Glen relembrou as escadas que ainda teria de descer, e pensou na sua desastrada companheira. Com um movimento lento com a cabeça, fez que não. — Está tudo bem, não se preocupe.

Ainda assim, Alana insistiu em ao menos empilhar as coisas e colocá-las sobre os braços dele.
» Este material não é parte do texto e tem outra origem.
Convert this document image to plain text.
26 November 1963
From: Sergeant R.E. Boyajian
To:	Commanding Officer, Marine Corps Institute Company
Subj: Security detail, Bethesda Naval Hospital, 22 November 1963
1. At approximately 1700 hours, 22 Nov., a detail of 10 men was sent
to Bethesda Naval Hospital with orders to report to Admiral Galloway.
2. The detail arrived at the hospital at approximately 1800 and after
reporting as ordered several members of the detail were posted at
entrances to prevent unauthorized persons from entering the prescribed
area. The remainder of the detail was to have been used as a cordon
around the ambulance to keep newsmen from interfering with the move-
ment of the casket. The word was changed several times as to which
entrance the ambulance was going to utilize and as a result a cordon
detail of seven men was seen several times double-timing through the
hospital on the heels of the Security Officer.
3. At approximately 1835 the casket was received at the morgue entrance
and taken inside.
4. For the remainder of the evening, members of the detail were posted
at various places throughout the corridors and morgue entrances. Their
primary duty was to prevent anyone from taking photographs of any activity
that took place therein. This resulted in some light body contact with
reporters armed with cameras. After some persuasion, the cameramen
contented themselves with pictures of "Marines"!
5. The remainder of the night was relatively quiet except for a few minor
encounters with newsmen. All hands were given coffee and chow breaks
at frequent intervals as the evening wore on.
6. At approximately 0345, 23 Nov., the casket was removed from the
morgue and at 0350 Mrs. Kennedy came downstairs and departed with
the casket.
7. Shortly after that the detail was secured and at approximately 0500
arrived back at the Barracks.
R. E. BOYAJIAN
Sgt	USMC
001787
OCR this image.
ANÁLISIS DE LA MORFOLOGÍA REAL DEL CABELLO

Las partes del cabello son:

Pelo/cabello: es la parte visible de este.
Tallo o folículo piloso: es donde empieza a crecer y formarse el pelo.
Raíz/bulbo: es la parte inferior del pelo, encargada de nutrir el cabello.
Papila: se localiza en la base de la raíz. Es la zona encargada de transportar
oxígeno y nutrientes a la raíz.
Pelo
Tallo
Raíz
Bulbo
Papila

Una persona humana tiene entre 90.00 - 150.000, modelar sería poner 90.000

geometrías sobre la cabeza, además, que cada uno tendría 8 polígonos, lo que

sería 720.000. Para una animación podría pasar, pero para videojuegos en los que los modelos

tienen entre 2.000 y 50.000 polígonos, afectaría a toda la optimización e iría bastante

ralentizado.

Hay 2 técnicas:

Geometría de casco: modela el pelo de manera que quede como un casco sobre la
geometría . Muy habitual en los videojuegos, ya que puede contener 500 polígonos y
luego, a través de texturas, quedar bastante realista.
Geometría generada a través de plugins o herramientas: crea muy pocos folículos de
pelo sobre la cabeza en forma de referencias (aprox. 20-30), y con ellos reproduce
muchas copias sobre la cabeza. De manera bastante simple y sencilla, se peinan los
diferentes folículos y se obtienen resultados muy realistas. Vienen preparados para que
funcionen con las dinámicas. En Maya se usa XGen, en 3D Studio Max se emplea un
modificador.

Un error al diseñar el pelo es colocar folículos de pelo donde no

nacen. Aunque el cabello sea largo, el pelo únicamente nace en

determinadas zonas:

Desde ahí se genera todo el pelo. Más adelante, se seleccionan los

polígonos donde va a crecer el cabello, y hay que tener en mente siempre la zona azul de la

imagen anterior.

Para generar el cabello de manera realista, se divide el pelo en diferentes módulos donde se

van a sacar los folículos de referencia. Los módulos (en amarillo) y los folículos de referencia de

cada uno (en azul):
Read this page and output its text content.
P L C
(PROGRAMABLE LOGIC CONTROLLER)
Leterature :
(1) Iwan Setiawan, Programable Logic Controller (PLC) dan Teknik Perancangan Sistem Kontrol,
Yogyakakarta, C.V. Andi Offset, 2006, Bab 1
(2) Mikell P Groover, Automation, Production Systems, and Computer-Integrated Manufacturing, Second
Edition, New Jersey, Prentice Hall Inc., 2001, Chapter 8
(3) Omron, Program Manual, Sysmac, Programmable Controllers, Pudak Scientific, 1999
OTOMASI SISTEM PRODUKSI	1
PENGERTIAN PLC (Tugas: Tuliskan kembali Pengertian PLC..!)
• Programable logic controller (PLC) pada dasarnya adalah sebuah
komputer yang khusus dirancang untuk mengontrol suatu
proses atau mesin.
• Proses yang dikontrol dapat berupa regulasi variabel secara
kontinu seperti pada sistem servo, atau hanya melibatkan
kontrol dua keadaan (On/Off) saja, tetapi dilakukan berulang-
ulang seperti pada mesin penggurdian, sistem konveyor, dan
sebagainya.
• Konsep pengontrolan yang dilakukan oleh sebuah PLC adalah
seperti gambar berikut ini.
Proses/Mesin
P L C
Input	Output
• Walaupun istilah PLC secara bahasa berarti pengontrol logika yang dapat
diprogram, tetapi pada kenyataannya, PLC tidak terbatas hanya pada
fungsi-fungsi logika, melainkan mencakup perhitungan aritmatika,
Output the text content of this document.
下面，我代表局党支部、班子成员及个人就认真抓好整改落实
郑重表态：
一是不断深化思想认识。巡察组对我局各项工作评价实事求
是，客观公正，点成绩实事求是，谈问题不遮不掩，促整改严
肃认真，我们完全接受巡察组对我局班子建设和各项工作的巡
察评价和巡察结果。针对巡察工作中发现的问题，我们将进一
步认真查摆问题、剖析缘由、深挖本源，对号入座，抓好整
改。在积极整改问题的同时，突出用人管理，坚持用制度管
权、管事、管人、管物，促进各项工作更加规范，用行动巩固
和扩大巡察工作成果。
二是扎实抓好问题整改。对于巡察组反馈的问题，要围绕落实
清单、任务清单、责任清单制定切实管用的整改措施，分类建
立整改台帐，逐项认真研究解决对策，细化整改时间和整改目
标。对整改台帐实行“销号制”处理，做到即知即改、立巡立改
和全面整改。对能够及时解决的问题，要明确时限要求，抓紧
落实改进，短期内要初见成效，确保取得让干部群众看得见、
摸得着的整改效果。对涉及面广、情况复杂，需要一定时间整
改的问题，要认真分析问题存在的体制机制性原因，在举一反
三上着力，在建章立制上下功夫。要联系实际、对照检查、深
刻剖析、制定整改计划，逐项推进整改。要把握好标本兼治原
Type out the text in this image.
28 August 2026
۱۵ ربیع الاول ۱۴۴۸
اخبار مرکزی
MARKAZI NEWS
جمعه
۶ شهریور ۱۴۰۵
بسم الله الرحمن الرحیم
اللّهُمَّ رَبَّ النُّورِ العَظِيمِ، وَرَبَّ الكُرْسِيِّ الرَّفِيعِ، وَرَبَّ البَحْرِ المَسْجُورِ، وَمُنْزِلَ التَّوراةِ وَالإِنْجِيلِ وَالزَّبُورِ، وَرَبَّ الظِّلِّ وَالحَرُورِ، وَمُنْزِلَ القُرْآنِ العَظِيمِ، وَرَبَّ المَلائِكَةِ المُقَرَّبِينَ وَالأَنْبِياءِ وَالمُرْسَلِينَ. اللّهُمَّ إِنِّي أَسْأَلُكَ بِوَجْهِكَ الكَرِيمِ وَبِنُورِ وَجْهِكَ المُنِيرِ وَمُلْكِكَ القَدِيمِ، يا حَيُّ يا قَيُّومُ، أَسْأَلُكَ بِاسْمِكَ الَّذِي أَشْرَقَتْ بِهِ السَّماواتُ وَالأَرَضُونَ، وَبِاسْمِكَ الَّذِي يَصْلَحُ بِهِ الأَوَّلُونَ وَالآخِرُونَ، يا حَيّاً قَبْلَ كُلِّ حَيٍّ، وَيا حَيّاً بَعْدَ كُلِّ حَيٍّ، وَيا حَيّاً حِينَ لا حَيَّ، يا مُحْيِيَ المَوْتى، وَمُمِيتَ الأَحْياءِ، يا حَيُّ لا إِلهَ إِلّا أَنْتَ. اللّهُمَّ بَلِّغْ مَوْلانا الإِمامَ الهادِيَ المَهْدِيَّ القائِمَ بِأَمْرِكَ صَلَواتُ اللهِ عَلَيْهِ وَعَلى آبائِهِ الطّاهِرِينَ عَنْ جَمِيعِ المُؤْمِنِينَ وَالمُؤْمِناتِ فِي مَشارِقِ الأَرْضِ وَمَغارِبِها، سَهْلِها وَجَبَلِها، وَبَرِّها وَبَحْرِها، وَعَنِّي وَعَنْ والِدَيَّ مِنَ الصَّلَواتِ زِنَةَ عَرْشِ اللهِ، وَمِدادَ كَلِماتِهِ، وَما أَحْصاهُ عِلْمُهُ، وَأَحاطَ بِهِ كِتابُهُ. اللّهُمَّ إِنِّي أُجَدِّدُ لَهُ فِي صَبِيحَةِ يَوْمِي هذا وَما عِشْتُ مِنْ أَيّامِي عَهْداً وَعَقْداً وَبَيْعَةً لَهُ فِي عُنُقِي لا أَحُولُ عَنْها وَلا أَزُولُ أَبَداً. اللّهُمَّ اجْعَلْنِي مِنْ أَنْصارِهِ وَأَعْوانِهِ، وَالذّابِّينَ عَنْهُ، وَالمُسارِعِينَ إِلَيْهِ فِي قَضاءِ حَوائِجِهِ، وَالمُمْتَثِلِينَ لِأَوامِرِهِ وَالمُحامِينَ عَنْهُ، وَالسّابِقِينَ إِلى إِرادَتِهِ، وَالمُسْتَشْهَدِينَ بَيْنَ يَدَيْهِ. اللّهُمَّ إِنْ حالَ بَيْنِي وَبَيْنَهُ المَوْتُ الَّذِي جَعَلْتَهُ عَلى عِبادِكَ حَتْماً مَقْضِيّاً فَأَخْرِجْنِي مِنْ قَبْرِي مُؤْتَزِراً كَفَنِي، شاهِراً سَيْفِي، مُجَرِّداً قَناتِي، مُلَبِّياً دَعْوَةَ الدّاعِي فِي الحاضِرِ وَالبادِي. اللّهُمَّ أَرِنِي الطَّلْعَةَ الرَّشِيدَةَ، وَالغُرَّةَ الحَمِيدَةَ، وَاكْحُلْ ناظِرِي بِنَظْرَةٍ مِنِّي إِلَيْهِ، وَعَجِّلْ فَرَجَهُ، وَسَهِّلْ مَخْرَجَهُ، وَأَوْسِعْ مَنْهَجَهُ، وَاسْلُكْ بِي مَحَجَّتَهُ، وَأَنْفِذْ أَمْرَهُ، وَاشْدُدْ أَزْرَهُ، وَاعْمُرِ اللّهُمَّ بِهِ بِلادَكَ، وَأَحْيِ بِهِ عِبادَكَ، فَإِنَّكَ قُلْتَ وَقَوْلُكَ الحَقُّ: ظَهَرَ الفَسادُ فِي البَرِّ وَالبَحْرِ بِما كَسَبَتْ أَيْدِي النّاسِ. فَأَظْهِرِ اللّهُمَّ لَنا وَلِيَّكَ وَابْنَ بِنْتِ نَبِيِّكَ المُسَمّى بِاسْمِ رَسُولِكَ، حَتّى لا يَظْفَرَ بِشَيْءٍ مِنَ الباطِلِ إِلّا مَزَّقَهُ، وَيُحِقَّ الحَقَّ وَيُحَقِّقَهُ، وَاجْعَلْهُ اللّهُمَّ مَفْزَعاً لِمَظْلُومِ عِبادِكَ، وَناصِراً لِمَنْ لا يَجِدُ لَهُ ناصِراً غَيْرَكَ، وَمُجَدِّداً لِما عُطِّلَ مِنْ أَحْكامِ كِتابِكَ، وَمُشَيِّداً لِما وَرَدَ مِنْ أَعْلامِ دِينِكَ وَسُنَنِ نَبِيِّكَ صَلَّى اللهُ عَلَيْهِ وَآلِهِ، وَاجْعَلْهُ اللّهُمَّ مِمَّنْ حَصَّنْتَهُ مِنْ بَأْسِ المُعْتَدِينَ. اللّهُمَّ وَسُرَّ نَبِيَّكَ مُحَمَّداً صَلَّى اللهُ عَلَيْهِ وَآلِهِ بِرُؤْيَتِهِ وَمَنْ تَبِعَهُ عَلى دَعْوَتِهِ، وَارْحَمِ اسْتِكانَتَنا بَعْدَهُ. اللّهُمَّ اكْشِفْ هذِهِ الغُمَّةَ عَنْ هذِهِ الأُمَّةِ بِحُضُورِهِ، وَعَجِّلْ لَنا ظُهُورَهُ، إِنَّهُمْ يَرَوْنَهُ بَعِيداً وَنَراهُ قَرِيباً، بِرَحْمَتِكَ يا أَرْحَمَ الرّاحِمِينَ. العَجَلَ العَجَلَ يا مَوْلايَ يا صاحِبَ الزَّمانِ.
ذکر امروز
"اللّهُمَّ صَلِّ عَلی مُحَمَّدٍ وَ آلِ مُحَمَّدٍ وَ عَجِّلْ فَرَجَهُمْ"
De alguma forma conseguiu não derrubá-lo fazendo isso, o que já era um pequeno milagre…

— Eu ia me esquecendo… — Alana disse, logo após terminar, jogando o peso do corpo ligeiramente para frente, ficando numa posição que parecia bastante com uma mesura, mas não o era. — Você passou pela Cat… digo, por uma moça de cabelos ruivos e olhos verdes?

Ele estreitou os olhos, focando-os no teto, e sorriu brevemente, apontando para a última direção que vira Cateline seguir. — Creio que foi por ali.

— Muito obrigada! — e mais uma vez o rapaz viu-a girar nos calcanhares e disparar na direção que ele havia apontado, sumindo de vista com uma velocidade espantosa. Glen suspirou, ajeitou o corpo uma última vez e continuou seu caminho.

X-X

— Como já foi avisado aos presentes, hoje continuaremos o treinamento para aqueles que querem tornar-se animagos. — Rowena começou, enquanto andava com passavas lentas de um lado a outro, em frente ao pequeno grupo reunido de alunos. Estavam todos ao ar livre, perto do campo de abóboras, onde havia espaço para aquela aula especial.

Animagos não eram recorrentes, pois para transformar-se em um animal sem precisar da varinha necessitava-se de muito estudo e prática. Ao contrário do que acontece com a transfiguração animal, onde necessita-se de outro bruxo para o alvo retornar a forma original, o animago mantêm sua consciência humana. Além disso, não existe uma escolha para que animal eles podem se transformar, sendo este completamente aleatório.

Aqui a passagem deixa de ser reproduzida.